L'éCONOMISTE RAYMOND BARRE, « le meilleur de France », affirmait même Valéry Giscard d'Estaing, qui l'a nommé à Matignon, est (déjà) fort préoccupé dès son arrivée aux affaires par la situation financière de la Sécurité sociale. On évoque de plus en plus fréquemment et bruyamment la notion de PIB et la nécessité de maintenir les dépenses de santé dans les limites du produit intérieur brut. Les trente glorieuses sont déjà loin et la crise économique, née du premier choc pétrolier de 1973, rappelle les dirigeants du pays à de plus sombres réalités.

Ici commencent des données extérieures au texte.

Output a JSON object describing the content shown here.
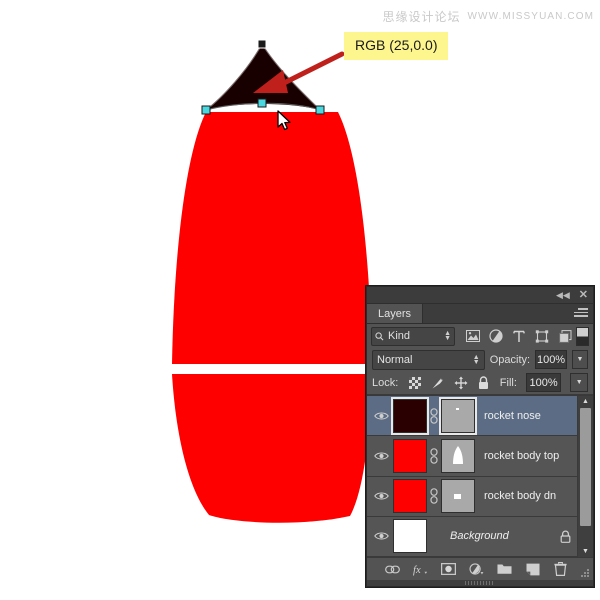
{
  "watermark": {
    "cn": "思缘设计论坛",
    "url": "WWW.MISSYUAN.COM"
  },
  "callout": {
    "text": "RGB (25,0.0)",
    "bg_color": "#fdf68e",
    "arrow_color": "#c0201c"
  },
  "artwork": {
    "nose_color": "#190000",
    "body_color": "#fe0000",
    "anchor_color": "#4ad8e0",
    "path_stroke": "#3a3a3a",
    "corner_anchor_color": "#1a1a1a"
  },
  "panel": {
    "title_tab": "Layers",
    "collapse_icon": "collapse-icon",
    "close_icon": "close-icon",
    "menu_icon": "panel-menu-icon",
    "filter": {
      "kind_label": "Kind",
      "search_icon": "search-icon",
      "icons": [
        "pixel-filter-icon",
        "adjustment-filter-icon",
        "type-filter-icon",
        "shape-filter-icon",
        "smartobject-filter-icon"
      ],
      "toggle_icon": "filter-toggle-icon"
    },
    "blend": {
      "mode": "Normal",
      "opacity_label": "Opacity:",
      "opacity_value": "100%"
    },
    "lock": {
      "label": "Lock:",
      "icons": [
        "lock-transparency-icon",
        "lock-image-icon",
        "lock-position-icon",
        "lock-all-icon"
      ],
      "fill_label": "Fill:",
      "fill_value": "100%"
    },
    "layers": [
      {
        "name": "rocket nose",
        "visible": true,
        "selected": true,
        "thumb_color": "#2b0000",
        "mask": true,
        "mask_bg": "#a9a9a9",
        "mask_shape": "tiny-dot",
        "linked": true,
        "locked": false,
        "italic": false
      },
      {
        "name": "rocket body top",
        "visible": true,
        "selected": false,
        "thumb_color": "#fe0000",
        "mask": true,
        "mask_bg": "#a9a9a9",
        "mask_shape": "nose-blob",
        "linked": true,
        "locked": false,
        "italic": false
      },
      {
        "name": "rocket body dn",
        "visible": true,
        "selected": false,
        "thumb_color": "#fe0000",
        "mask": true,
        "mask_bg": "#a9a9a9",
        "mask_shape": "small-square",
        "linked": true,
        "locked": false,
        "italic": false
      },
      {
        "name": "Background",
        "visible": true,
        "selected": false,
        "thumb_color": "#ffffff",
        "mask": false,
        "linked": false,
        "locked": true,
        "italic": true
      }
    ],
    "footer_icons": [
      "link-layers-icon",
      "layer-style-fx-icon",
      "add-mask-icon",
      "adjustment-layer-icon",
      "new-group-icon",
      "new-layer-icon",
      "delete-layer-icon"
    ],
    "scrollbar": {
      "up_icon": "scroll-up-icon",
      "down_icon": "scroll-down-icon"
    }
  }
}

C'est dans ce contexte qu'il faut comprendre les propos de Raymond Barre le 7 décembre 1978, à l'occasion du cinquantième anniversaire du premier syndicat médical de France, la Csmf. Ce discours est un tournant. Que dit en effet le Premier ministre ? «Si l'on souhaite dans notre pays rémunérer correctement chaque acte médical, il faut atteindre une maîtrise plus grande du nombre des actes et du volume des prescriptions médicales, notamment des médicaments.» Raymond Barre, «de retour d'un voyage en Allemagne (…), a découvert les vertus, chantées par Helmut Schmidt (le chancelier de l'époque, ndlr), de ce qu'il faut bien appeler une enveloppe globale ou, pour être clair, des bienfaits de l'échange des économies de prescriptions contre la revalorisation des honoraires, échange qu'il suggère à demi mot», écrit presque trente ans plus tard le Dr Michel Chassang, actuel président de la Csmf, dans son ouvrage : «Qu'est-ce que la Confédération des syndicats médicaux français?» (1). Le discours ne plaît pas aux médecins, qui s'offusquent du « troc » qui leur est proposé.
Ils ne sont pas au bout de leurs, mauvaises, surprises. Le plan de Jacques Barrot, qui a succédé au ministère de la Santé à Simone Veil, partie présider le premier Parlement européen, présente le 25 juillet 1979 des mesures d'économies qui frappent les assurés, par l'instauration du ticket modérateur d'ordre public, qui prévoit que 5 % des dépenses ne seront pas remboursables, même par les mutuelles, et les médecins, dont sont annulées les revalorisations tarifaires. «La gifle suprême», écrit le journaliste Jean-Pol Durand dans son ouvrage sur la Csmf (2).
L'échec du Tmop.
Mais Raymond Barre et son ministre de la Santé ne gagneront pas sur tout. Ainsi, devant la mobilisation syndicale des salariés, l'opposition du monde mutualiste et même de certaines organisations de médecine, le gouvernement retire son projet de ticket modérateur d'ordre public (Tmop), notamment après la grande manifestation du 13 juin 1980, qui rassemble plusieurs dizaines de milliers de personnes.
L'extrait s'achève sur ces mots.